Dynamo Profiler
Type: Tool Tags: NVIDIA, Dynamo, Profiler, AI Configurator, AIPerf, LLM inference, TensorRT-LLM, vLLM, SGLang, SLA Related: NVIDIA-Dynamo, Dynamo-Planner, Dynamo-Disaggregated-Serving, Dynamo-KV-Cache-Aware-Routing, Dynamo-KV-Block-Manager, NVIDIA-AIPerf, TensorRT-LLM, vLLM, NVIDIA-Grove Sources: https://docs.nvidia.com/dynamo/latest/components/profiler, https://docs.nvidia.com/dynamo/latest/user-guides/benchmarking, https://docs.nvidia.com/dynamo/latest/getting-started/introduction Last Updated: 2026-04-29
Summary
Dynamo Profiler is NVIDIA Dynamo’s automated performance analysis component for measuring model inference characteristics and producing deployment recommendations. It determines prefill/decode tensor-parallel settings, generates performance data for Dynamo-Planner, and supports both online profiling with NVIDIA-AIPerf and faster offline estimation through AI Configurator.
Detail
Purpose
Disaggregated and autoscaled LLM deployments need configuration data before they can reliably meet latency and throughput goals. Dynamo Profiler analyzes model, workload, backend, hardware, and SLA assumptions so the stack can choose prefill/decode parallelism and generate deployment manifests instead of relying on manual sweeps.
Current scope
- Dense model profiling across SGLang, TensorRT-LLM, and vLLM.
- MoE model profiling support as documented by current feature matrices.
- AI Configurator offline profiling for fast estimated configurations.
- Online profiling through AIPerf for higher-accuracy measurements.
- Interactive WebUI support in current docs.
- Generates recommended tensor-parallel settings for prefill and decode engines.

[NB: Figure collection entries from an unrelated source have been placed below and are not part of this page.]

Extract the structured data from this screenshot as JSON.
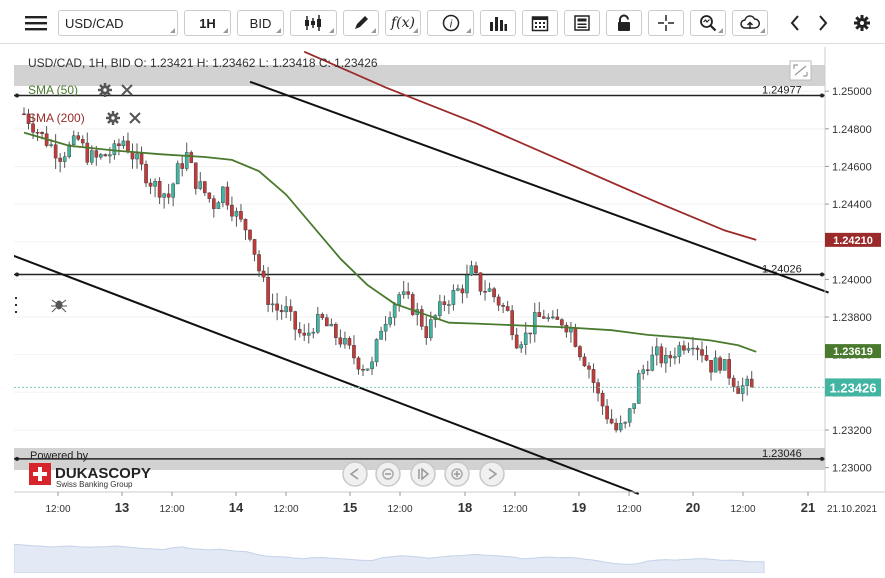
{
  "toolbar": {
    "menu_icon": "hamburger-menu-icon",
    "instrument": "USD/CAD",
    "timeframe": "1H",
    "side": "BID",
    "buttons": [
      "candle-type-icon",
      "draw-pencil-icon",
      "function-fx-icon",
      "info-icon",
      "volume-bars-icon",
      "calendar-icon",
      "news-icon",
      "lock-icon",
      "crosshair-icon",
      "zoom-icon",
      "cloud-upload-icon",
      "chevron-left-icon",
      "chevron-right-icon",
      "gear-icon"
    ]
  },
  "header": {
    "ohlc": "USD/CAD, 1H, BID   O: 1.23421  H: 1.23462  L: 1.23418  C: 1.23426"
  },
  "indicators": [
    {
      "label": "SMA (50)",
      "color": "#4a7a2e"
    },
    {
      "label": "SMA (200)",
      "color": "#9b2a2a"
    }
  ],
  "branding": {
    "powered_by": "Powered by",
    "name": "DUKASCOPY",
    "tagline": "Swiss Banking Group"
  },
  "nav_controls": [
    "prev-icon",
    "zoom-out-icon",
    "reset-icon",
    "zoom-in-icon",
    "next-icon"
  ],
  "chart_data": {
    "type": "candlestick",
    "ylim": [
      1.2295,
      1.2507
    ],
    "ytick_labels": [
      "1.25000",
      "1.24800",
      "1.24600",
      "1.24400",
      "1.24200",
      "1.24000",
      "1.23800",
      "1.23600",
      "1.23400",
      "1.23200",
      "1.23000"
    ],
    "xtick_labels": [
      "12:00",
      "13",
      "12:00",
      "14",
      "12:00",
      "15",
      "12:00",
      "18",
      "12:00",
      "19",
      "12:00",
      "20",
      "12:00",
      "21"
    ],
    "date_corner": "21.10.2021",
    "levels": [
      {
        "value": 1.24977,
        "label": "1.24977"
      },
      {
        "value": 1.24026,
        "label": "1.24026"
      },
      {
        "value": 1.23046,
        "label": "1.23046"
      }
    ],
    "badges": [
      {
        "value": 1.2421,
        "label": "1.24210",
        "color": "#9b2a2a"
      },
      {
        "value": 1.23619,
        "label": "1.23619",
        "color": "#4a7a2e"
      },
      {
        "value": 1.23426,
        "label": "1.23426",
        "color": "#41b5a2"
      }
    ],
    "last_price": 1.23426,
    "colors": {
      "up": "#41b5a2",
      "down": "#c23b3b",
      "sma50": "#4a7a2e",
      "sma200": "#9b2a2a"
    },
    "sma50_points": [
      [
        0,
        1.2478
      ],
      [
        10,
        1.2471
      ],
      [
        20,
        1.24685
      ],
      [
        30,
        1.24665
      ],
      [
        40,
        1.2465
      ],
      [
        46,
        1.24635
      ],
      [
        52,
        1.24575
      ],
      [
        58,
        1.2445
      ],
      [
        64,
        1.2428
      ],
      [
        70,
        1.2411
      ],
      [
        76,
        1.2397
      ],
      [
        82,
        1.2387
      ],
      [
        88,
        1.2382
      ],
      [
        94,
        1.2377
      ],
      [
        100,
        1.23765
      ],
      [
        110,
        1.23755
      ],
      [
        120,
        1.23745
      ],
      [
        130,
        1.2373
      ],
      [
        138,
        1.23705
      ],
      [
        146,
        1.2369
      ],
      [
        152,
        1.23675
      ],
      [
        158,
        1.2365
      ],
      [
        162,
        1.23615
      ]
    ],
    "sma200_points": [
      [
        62,
        1.2521
      ],
      [
        80,
        1.2502
      ],
      [
        100,
        1.2483
      ],
      [
        120,
        1.2462
      ],
      [
        140,
        1.2441
      ],
      [
        155,
        1.2426
      ],
      [
        162,
        1.2421
      ]
    ],
    "trendlines": [
      {
        "x1": 50,
        "y1": 1.2505,
        "x2": 178,
        "y2": 1.2393
      },
      {
        "x1": -5,
        "y1": 1.2415,
        "x2": 136,
        "y2": 1.2286
      }
    ]
  }
}
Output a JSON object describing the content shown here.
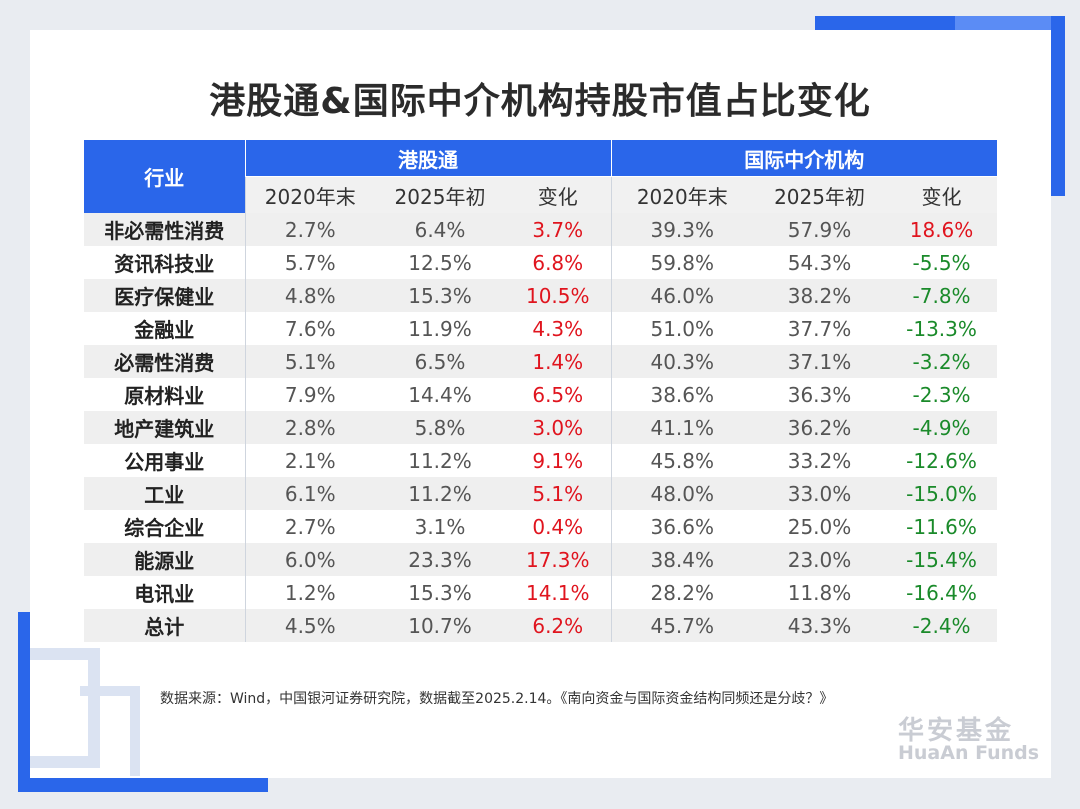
{
  "title": "港股通&国际中介机构持股市值占比变化",
  "table": {
    "industry_header": "行业",
    "group1": "港股通",
    "group2": "国际中介机构",
    "subheaders": [
      "2020年末",
      "2025年初",
      "变化",
      "2020年末",
      "2025年初",
      "变化"
    ],
    "rows": [
      {
        "industry": "非必需性消费",
        "hk2020": "2.7%",
        "hk2025": "6.4%",
        "hkchg": "3.7%",
        "in2020": "39.3%",
        "in2025": "57.9%",
        "inchg": "18.6%"
      },
      {
        "industry": "资讯科技业",
        "hk2020": "5.7%",
        "hk2025": "12.5%",
        "hkchg": "6.8%",
        "in2020": "59.8%",
        "in2025": "54.3%",
        "inchg": "-5.5%"
      },
      {
        "industry": "医疗保健业",
        "hk2020": "4.8%",
        "hk2025": "15.3%",
        "hkchg": "10.5%",
        "in2020": "46.0%",
        "in2025": "38.2%",
        "inchg": "-7.8%"
      },
      {
        "industry": "金融业",
        "hk2020": "7.6%",
        "hk2025": "11.9%",
        "hkchg": "4.3%",
        "in2020": "51.0%",
        "in2025": "37.7%",
        "inchg": "-13.3%"
      },
      {
        "industry": "必需性消费",
        "hk2020": "5.1%",
        "hk2025": "6.5%",
        "hkchg": "1.4%",
        "in2020": "40.3%",
        "in2025": "37.1%",
        "inchg": "-3.2%"
      },
      {
        "industry": "原材料业",
        "hk2020": "7.9%",
        "hk2025": "14.4%",
        "hkchg": "6.5%",
        "in2020": "38.6%",
        "in2025": "36.3%",
        "inchg": "-2.3%"
      },
      {
        "industry": "地产建筑业",
        "hk2020": "2.8%",
        "hk2025": "5.8%",
        "hkchg": "3.0%",
        "in2020": "41.1%",
        "in2025": "36.2%",
        "inchg": "-4.9%"
      },
      {
        "industry": "公用事业",
        "hk2020": "2.1%",
        "hk2025": "11.2%",
        "hkchg": "9.1%",
        "in2020": "45.8%",
        "in2025": "33.2%",
        "inchg": "-12.6%"
      },
      {
        "industry": "工业",
        "hk2020": "6.1%",
        "hk2025": "11.2%",
        "hkchg": "5.1%",
        "in2020": "48.0%",
        "in2025": "33.0%",
        "inchg": "-15.0%"
      },
      {
        "industry": "综合企业",
        "hk2020": "2.7%",
        "hk2025": "3.1%",
        "hkchg": "0.4%",
        "in2020": "36.6%",
        "in2025": "25.0%",
        "inchg": "-11.6%"
      },
      {
        "industry": "能源业",
        "hk2020": "6.0%",
        "hk2025": "23.3%",
        "hkchg": "17.3%",
        "in2020": "38.4%",
        "in2025": "23.0%",
        "inchg": "-15.4%"
      },
      {
        "industry": "电讯业",
        "hk2020": "1.2%",
        "hk2025": "15.3%",
        "hkchg": "14.1%",
        "in2020": "28.2%",
        "in2025": "11.8%",
        "inchg": "-16.4%"
      },
      {
        "industry": "总计",
        "hk2020": "4.5%",
        "hk2025": "10.7%",
        "hkchg": "6.2%",
        "in2020": "45.7%",
        "in2025": "43.3%",
        "inchg": "-2.4%"
      }
    ]
  },
  "source": "数据来源：Wind，中国银河证券研究院，数据截至2025.2.14。《南向资金与国际资金结构同频还是分歧？》",
  "brand": {
    "cn": "华安基金",
    "en": "HuaAn Funds"
  },
  "colors": {
    "accent": "#2a66ea",
    "positive": "#e0141e",
    "negative": "#1a8a2a"
  }
}
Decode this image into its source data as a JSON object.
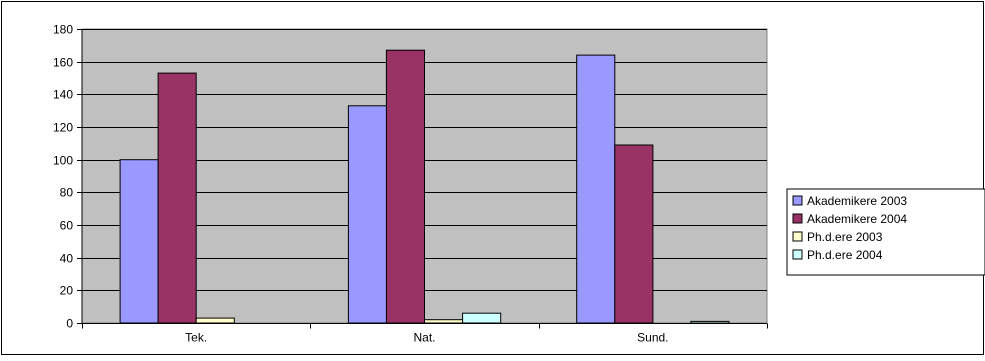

- Produces performance interpolation data for Planner and generated DynamoGraphDeployment manifests.
NVIDIA context
Profiler is the measurement and configuration-discovery layer inside NVIDIA-Dynamo. It feeds Dynamo-Planner, informs Dynamo-Disaggregated-Serving layouts, pairs with NVIDIA-AIPerf for online benchmarking, and supports backend choices such as TensorRT-LLM and vLLM.
Connections
- NVIDIA-Dynamo - umbrella serving framework containing Profiler.
- Dynamo-Planner - consumes profiling data for SLA-aware autoscaling.
- Dynamo-Disaggregated-Serving - profiling recommends prefill/decode deployment settings.
- Dynamo-KV-Cache-Aware-Routing and Dynamo-KV-Block-Manager - routing and KV-cache behavior affect measured serving performance.
- NVIDIA-AIPerf - online profiling and benchmarking tool used in the Dynamo profiling flow.
- TensorRT-LLM and vLLM - supported backend families for profiling.
- NVIDIA-Grove - Kubernetes deployment layer that can apply generated multi-component configurations.
Source Excerpts
- NVIDIA docs describe Dynamo Profiler as an automated performance analysis tool for optimizing deployment configurations.
- Current docs list online AIPerf profiling and offline AI Configurator profiling methods.